Parteienfinanzierung

Offener Brief: Transparenz-Organisationen fordern Parteispendendeckel im Koalitionsvertrag

Zum Start der Koalitionsverhandlungen haben wir heute gemeinsam mit abgeordnetenwatch.de und Transparency Deutschland in einem offenen Brief an Union und SPD entschiedene Schritte zum Schutz vor problematischer Einflussnahme gefordert. Vordringlich dabei: Eine Deckel für Parteispenden

von 13. März 2025

Hier der Brief an die Verhandlungsführer:innen von CDU/CSU und SPD im Wortlaut:

Offener Brief zum Start der Koalitionsverhandlungen - Wahlen vor Einflussnahme und Verzerrung schützen

Sehr geehrter Herr Merz, Herr Söder und Herr Klingbeil, sehr geehrte Frau Esken, sehr geehrter Herr Prof. Dr. Krings und sehr geehrter Herr Wiese,

wir wenden uns an Sie, weil wir uns als Organisationen der Zivilgesellschaft um die liberale Demokratie in Deutschland sorgen. Der vergangene Wahlkampf hat eine neue Dimension an fragwürdiger Einflussnahme durch ausländische Akteure und Superreiche offenbart. Die Zahl der Millionenspenden steigt immer rasanter an. 2021 sahen wir zum ersten Mal in diesem Jahrtausend eine Spende von über einer Million Euro. Seitdem gab es neun weitere, sieben davon seit Anfang 2024. Im Wahlkampf profitierte von diesen Spenden fast nur die extrem rechte AfD.

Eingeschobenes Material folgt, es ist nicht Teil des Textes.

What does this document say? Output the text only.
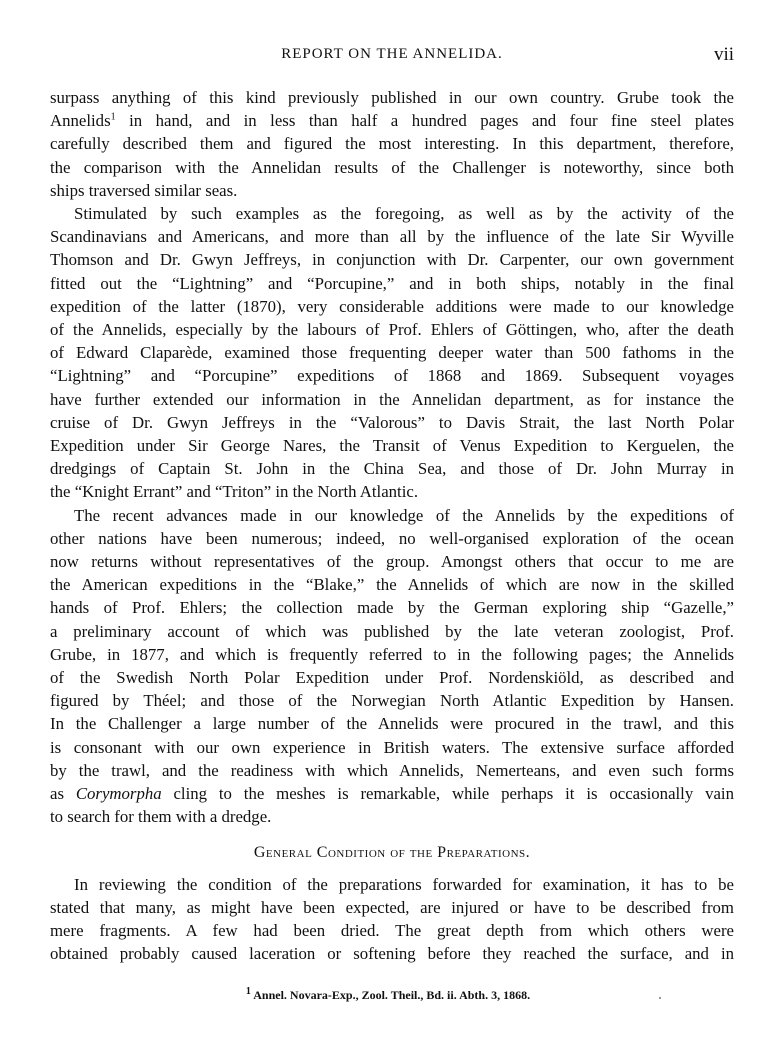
REPORT ON THE ANNELIDA.	vii

surpass anything of this kind previously published in our own country. Grube took the
Annelids$^1$ in hand, and in less than half a hundred pages and four fine steel plates
carefully described them and figured the most interesting. In this department, therefore,
the comparison with the Annelidan results of the Challenger is noteworthy, since both
ships traversed similar seas.

Stimulated by such examples as the foregoing, as well as by the activity of the
Scandinavians and Americans, and more than all by the influence of the late Sir Wyville
Thomson and Dr. Gwyn Jeffreys, in conjunction with Dr. Carpenter, our own government
fitted out the “Lightning” and “Porcupine,” and in both ships, notably in the final
expedition of the latter (1870), very considerable additions were made to our knowledge
of the Annelids, especially by the labours of Prof. Ehlers of Göttingen, who, after the death
of Edward Claparède, examined those frequenting deeper water than 500 fathoms in the
“Lightning” and “Porcupine” expeditions of 1868 and 1869. Subsequent voyages
have further extended our information in the Annelidan department, as for instance the
cruise of Dr. Gwyn Jeffreys in the “Valorous” to Davis Strait, the last North Polar
Expedition under Sir George Nares, the Transit of Venus Expedition to Kerguelen, the
dredgings of Captain St. John in the China Sea, and those of Dr. John Murray in
the “Knight Errant” and “Triton” in the North Atlantic.

The recent advances made in our knowledge of the Annelids by the expeditions of
other nations have been numerous; indeed, no well-organised exploration of the ocean
now returns without representatives of the group. Amongst others that occur to me are
the American expeditions in the “Blake,” the Annelids of which are now in the skilled
hands of Prof. Ehlers; the collection made by the German exploring ship “Gazelle,”
a preliminary account of which was published by the late veteran zoologist, Prof.
Grube, in 1877, and which is frequently referred to in the following pages; the Annelids
of the Swedish North Polar Expedition under Prof. Nordenskiöld, as described and
figured by Théel; and those of the Norwegian North Atlantic Expedition by Hansen.
In the Challenger a large number of the Annelids were procured in the trawl, and this
is consonant with our own experience in British waters. The extensive surface afforded
by the trawl, and the readiness with which Annelids, Nemerteans, and even such forms
as Corymorpha cling to the meshes is remarkable, while perhaps it is occasionally vain
to search for them with a dredge.

General Condition of the Preparations.

In reviewing the condition of the preparations forwarded for examination, it has to be
stated that many, as might have been expected, are injured or have to be described from
mere fragments. A few had been dried. The great depth from which others were
obtained probably caused laceration or softening before they reached the surface, and in

$^1$ Annel. Novara-Exp., Zool. Theil., Bd. ii. Abth. 3, 1868.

Diese Entwicklungen besorgen uns, denn derart hohe Spenden sind ein Einfallstor für problematische Einflussnahme und verzerren den politischen Wettbewerb im Interesse einzelner Superreicher oder Unternehmen. Wohin diese Entwicklung führen kann, lässt sich derzeit in den USA beobachten. Dort haben die Spenden von Elon Musk in Höhe von 277 Millionen US-Dollar vermutlich dazu beigetragen, dass er sich einen Platz in der Regierung sichern konnte. 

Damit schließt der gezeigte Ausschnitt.